10. Why does Guilfoile introduce the computer game Shadow World? Is it an effective plot device? How does it enhance the themes of the novel? How does it relate to the novel’s title? What other interpretations of the title does the author suggest, either directly or indirectly?
11. Justin says, “We’re not made up of our thoughts, you know, even though that’s the only way most of us can approach the question of identity” [p. 212]. Do you think it is necessary, as Justin maintains, to separate the thinker from his thoughts? Does he offer a credible alternative theory about how humans develop a sense of individuality and identity? What role does this, along with his contention that there is no such thing as free will, play in his quest to expose Sam Coyne? How does it affect the decision he eventually makes about his own life?

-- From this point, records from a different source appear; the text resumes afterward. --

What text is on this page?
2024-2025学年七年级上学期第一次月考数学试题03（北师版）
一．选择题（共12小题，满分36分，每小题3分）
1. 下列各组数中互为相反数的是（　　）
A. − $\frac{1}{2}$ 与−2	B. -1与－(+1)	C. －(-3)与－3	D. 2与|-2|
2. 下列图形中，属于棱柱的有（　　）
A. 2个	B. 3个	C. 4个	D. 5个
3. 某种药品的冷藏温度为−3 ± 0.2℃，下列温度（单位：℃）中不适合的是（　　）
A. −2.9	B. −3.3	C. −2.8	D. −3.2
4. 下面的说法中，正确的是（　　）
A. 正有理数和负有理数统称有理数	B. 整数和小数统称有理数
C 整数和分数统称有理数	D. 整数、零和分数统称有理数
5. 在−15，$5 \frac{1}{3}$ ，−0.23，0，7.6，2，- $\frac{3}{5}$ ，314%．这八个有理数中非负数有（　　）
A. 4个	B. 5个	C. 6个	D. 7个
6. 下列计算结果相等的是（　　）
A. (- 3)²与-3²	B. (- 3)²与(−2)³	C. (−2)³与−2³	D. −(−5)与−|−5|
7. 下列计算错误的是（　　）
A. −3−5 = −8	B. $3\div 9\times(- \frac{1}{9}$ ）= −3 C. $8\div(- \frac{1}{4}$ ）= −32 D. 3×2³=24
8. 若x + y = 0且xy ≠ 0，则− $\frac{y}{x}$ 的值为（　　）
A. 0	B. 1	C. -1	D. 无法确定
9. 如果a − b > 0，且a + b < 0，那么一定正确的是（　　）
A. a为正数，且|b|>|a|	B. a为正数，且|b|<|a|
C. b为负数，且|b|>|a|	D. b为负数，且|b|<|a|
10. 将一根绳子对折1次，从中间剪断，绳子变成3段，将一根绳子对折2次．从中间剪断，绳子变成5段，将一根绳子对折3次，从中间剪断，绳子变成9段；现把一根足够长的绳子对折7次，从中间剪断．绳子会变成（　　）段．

12. At the conference sponsored by the California Association of Libertarian Scientists, Davis contrasts his approach to that of a colleague: “He suggests that just because we can clone human beings doesn’t mean we should. I tell him he’s answered the wrong question. If we can do something—to increase health, to increase happiness—doesn’t that mean we must?” [p. 179]. Looking at this question in terms not only of cloning but also other radical medical procedures, which viewpoint is closer to your own? What experiences, religious beliefs, or personal philosophies support your position?
13. Mickey and Davis are both driven men, ignoring the law and the rules of society to achieve their ends. In what ways are their motivations and their methods similar? Does the fact that Davis’s quest is grounded in science and Mickey’s in religious belief make an essential difference in the validity and morality of their actions?

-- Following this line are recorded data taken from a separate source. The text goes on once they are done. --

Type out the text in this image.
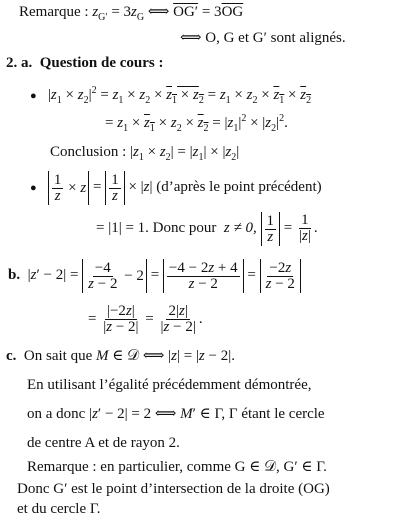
Remarque : $z_{G'} = 3z_G$ ⟺ $OG' = 3\overline{OG}$
⟺ O, G et G′ sont alignés.
2. a. Question de cours :
●   $|z_1 \times z_2|^2 = z_1 \times z_2 \times z_1 \times z_2 = z_1 \times z_2 \times z_1 \times z_2$
= $z_1 \times z_1 \times z_2 \times z_2 = |z_1|^2 \times |z_2|^2$.
Conclusion : $|z_1 \times z_2| = |z_1| \times |z_2|$
● $\frac{1}{z} \times z = \frac{1}{z} \times |z|$ (d’après le point précédent)
= |1| = 1. Donc pour z ≠ 0, $\frac{1}{z} = \frac{1}{|z|}$ .
b.  $|z' - 2| = \frac{-4}{z - 2} - 2 = \frac{-4 - 2z + 4}{z - 2} = \frac{-2z}{z - 2}$
= $\frac{|-2z|}{|z - 2|} = \frac{2|z|}{|z - 2|}$ .
c.  On sait que M ∈ 𝒟 ⟺ |z| = |z − 2|.
En utilisant l’égalité précédemment démontrée,
on a donc |z′ − 2| = 2 ⟺ M′ ∈ Γ, Γ étant le cercle
de centre A et de rayon 2.
Remarque : en particulier, comme G ∈ 𝒟, G′ ∈ Γ.
Donc G′ est le point d’intersection de la droite (OG)
et du cercle Γ.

14. For Davis, an agnostic, “cloning was never about playing God. It was about replicating God’s work, following the blueprints of God’s greatest achievement and creating life” [p. 139]. After bringing Justin into the world and watching him grow up, however, Davis is forced to confront the enormity of his actions: “Justin was not conceived in a lab or in the womb but in Davis’s mind. He existed because Davis had wanted him to, and what kind of being does that describe if not a god?” [p. 240]. What are the implications of Davis’s confusion, both in terms of the novel and in a wider sense?
15. Cast of Shadows ends with a surprising confession. Do you find this a satisfactory conclusion? What light does it shed on the philosophical and scientific certainties that inform discussions about the balance between genetics and environment in shaping character? What do you think is the ultimate message of the novel?